Geoffroy Roux de Bézieux, vice-président du Medef, était l'invité de BFM Business ce vendredi 13 septembre. Il est revenu sur l'intervention de François Hollande concernant la politique industrielle et a critiqué les projets fiscaux.

Geoffroy Roux de Bézieux est satisfait de la présentation hier, jeudi 12 septembre, des 34 projets d'avenir pour l'industrie. Le vice-président du Medef, invité sur BFM Business ce vendredi 13 septembre, a expliqué qu'il a eu deux surprises. "Tout d'abord, ce sont des gens d'entreprises qui ont parlé. On a laissé la parole aux entrepreneurs. Ensuite, plutôt que de raisonner en macro-secteurs, nous avons raisonné en termes de produits, de clients et de débouchés".

Selon lui, il y a une réelle différence entre ce qui a été fait hier jeudi et dans le passé. "Il y a une inflexion de la vision de l'Etat et de la politique industrielle".

En revanche, là où le bât blesse, c'est concernant la fiscalité. "Il y a pleins de boites avec des projets intéressants. Mais il faut que le terreau dans lequel ces entreprises sont implantées change, sinon elles resteront des micro-entreprises, des PME. Le problème français et européen c'est cela. Nous avons de très belles PME, mais nous n'arrivons pas à nous développer à cause de l'asphyxie fiscale, le coût du travail, la simplification".

"Nous avons un pays formidable"

Geoffroy Roux de Bézieux a insisté: "nous avons un pays formidable.
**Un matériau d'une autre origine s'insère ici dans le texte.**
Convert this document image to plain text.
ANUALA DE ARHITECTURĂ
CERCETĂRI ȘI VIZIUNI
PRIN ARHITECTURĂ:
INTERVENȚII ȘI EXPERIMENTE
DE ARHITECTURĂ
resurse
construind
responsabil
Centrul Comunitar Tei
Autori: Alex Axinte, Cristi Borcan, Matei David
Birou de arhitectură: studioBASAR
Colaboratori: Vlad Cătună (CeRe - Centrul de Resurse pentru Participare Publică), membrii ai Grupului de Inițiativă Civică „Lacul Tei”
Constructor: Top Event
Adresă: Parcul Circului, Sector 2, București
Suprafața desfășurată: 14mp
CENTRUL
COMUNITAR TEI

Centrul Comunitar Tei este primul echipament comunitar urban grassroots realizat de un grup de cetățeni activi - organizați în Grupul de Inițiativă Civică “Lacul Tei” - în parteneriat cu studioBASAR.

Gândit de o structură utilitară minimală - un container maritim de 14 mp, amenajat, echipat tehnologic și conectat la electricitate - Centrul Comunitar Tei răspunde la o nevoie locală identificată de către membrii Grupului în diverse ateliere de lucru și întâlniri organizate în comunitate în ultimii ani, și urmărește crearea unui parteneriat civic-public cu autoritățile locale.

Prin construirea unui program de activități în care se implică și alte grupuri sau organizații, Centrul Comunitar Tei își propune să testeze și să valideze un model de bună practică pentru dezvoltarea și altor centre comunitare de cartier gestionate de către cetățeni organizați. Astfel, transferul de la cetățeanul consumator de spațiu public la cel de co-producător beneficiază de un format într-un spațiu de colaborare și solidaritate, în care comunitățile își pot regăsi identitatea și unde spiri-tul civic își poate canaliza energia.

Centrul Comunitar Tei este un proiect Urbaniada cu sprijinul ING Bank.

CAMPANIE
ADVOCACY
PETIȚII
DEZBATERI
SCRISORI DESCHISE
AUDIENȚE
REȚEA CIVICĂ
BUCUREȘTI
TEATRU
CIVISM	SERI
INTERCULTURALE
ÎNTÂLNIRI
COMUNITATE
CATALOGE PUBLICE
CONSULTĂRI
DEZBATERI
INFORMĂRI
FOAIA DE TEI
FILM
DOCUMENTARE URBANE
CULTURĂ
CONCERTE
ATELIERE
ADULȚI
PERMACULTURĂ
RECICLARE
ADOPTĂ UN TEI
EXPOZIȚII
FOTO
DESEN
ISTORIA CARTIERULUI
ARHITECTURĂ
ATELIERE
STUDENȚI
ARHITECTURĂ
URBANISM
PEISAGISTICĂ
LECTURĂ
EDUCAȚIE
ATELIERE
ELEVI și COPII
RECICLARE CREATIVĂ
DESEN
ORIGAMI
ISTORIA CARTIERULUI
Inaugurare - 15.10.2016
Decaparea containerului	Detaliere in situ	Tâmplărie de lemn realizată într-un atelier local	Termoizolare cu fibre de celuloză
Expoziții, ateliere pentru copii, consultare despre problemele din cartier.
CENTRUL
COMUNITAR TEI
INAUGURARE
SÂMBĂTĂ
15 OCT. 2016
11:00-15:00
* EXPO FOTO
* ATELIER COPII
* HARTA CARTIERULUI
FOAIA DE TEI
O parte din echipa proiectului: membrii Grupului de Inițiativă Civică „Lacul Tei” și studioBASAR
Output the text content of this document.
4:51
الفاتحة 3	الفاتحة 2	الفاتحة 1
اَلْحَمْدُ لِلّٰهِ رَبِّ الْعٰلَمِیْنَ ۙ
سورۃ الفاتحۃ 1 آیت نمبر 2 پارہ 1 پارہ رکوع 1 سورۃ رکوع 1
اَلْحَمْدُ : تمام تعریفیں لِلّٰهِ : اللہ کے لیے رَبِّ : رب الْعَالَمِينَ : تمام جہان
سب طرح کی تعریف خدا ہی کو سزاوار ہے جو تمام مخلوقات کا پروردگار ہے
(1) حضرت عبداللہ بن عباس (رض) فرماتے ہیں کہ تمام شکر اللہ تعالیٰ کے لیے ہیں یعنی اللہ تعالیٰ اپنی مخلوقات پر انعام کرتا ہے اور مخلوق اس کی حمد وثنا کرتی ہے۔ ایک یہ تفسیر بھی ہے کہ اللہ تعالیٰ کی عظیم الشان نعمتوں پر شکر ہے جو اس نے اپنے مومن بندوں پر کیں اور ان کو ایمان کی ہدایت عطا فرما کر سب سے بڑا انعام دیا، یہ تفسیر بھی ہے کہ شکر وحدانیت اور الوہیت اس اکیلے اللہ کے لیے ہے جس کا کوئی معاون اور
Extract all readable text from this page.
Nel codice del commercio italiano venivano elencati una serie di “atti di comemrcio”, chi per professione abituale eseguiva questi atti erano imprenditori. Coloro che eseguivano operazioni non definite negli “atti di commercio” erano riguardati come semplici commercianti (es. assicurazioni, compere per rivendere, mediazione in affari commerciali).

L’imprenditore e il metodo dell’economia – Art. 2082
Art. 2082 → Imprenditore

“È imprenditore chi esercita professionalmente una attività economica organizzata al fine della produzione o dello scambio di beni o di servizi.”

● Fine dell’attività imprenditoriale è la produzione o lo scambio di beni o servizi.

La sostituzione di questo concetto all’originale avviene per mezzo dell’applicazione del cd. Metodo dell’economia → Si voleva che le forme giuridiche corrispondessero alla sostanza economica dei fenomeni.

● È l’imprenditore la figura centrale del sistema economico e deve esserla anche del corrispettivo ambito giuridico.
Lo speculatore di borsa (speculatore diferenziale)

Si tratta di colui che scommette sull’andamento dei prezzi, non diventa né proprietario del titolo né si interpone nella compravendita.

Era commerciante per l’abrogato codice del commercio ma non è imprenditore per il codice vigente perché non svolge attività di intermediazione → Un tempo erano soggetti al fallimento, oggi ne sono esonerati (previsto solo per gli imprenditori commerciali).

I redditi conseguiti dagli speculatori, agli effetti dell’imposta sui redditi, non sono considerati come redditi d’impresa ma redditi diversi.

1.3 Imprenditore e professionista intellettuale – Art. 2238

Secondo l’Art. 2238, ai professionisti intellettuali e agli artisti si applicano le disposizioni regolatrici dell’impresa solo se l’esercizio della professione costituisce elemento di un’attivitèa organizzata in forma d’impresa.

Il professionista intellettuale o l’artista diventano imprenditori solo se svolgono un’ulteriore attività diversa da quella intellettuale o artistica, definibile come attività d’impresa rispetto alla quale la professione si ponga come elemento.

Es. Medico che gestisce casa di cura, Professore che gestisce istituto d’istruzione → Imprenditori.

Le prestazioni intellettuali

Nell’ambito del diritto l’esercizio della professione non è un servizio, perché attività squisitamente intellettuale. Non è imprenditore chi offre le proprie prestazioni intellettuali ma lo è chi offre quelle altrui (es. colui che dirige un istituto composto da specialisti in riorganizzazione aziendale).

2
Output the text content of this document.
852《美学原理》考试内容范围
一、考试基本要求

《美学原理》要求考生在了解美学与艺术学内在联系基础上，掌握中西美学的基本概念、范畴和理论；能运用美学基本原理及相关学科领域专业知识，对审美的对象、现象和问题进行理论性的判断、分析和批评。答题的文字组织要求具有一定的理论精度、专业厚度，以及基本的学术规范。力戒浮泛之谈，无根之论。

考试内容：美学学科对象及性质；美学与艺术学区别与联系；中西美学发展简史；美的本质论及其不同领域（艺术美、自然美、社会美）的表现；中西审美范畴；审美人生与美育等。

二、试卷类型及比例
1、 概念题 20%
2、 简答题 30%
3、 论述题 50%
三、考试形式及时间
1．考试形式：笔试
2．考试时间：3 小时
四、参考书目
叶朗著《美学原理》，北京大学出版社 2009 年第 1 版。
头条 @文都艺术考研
Venir en France fait rêver. Mais si nous taxons les gens à 75% ou s'ils payent 45% de charges sociales sur leur salaire, cela les fait moins rêver".

Pour le numéro 2 du Medef, le débat est mal orienté. "Il ne s'agit pas d'être pro ou anti-business. Il faut être pro-emploi. Ce débat qui consiste à dire : 'on a pris aux ménages pour donner aux entreprises' est absurde. Il faut faire une pause fiscale, il faut que les impôts baissent pour tout le monde, pour le consommateur avec du pouvoir d'achat et les entreprises. Il faut les deux".

"A Bercy, la vie s'arrête au 31 décembre"

Mais ce qui énerve particulièrement Geoffroy Roux de Bézieux est le futur impôt sur l'excédent brut d'exploitation. Tout d'abord, parce que, selon lui, les entreprises ont besoin d'une pause fiscale. Ensuite, parce qu'il a été fait dans la précipitation. "Il risque d'y avoir un impact sectoriel très fort. Il va y avoir de grands perdants. Cela va déstabiliser des filières. Des petites entreprises pourront être gagnantes. Mais celles de tailles moyennes qui investissent beaucoup vont payer plein pot".

Il voudrait voir baisser la charge des impôts sur les entrepreneurs, " de 10 milliards sur 5 ans, donc 50 milliards d'euros". Le grand reproche que le Medef fait au gouvernement, finalement, c'est la vision court-termiste. " A Bercy, la vie s'arrête au 31 décembre. Il faut regarder sur plusieurs années".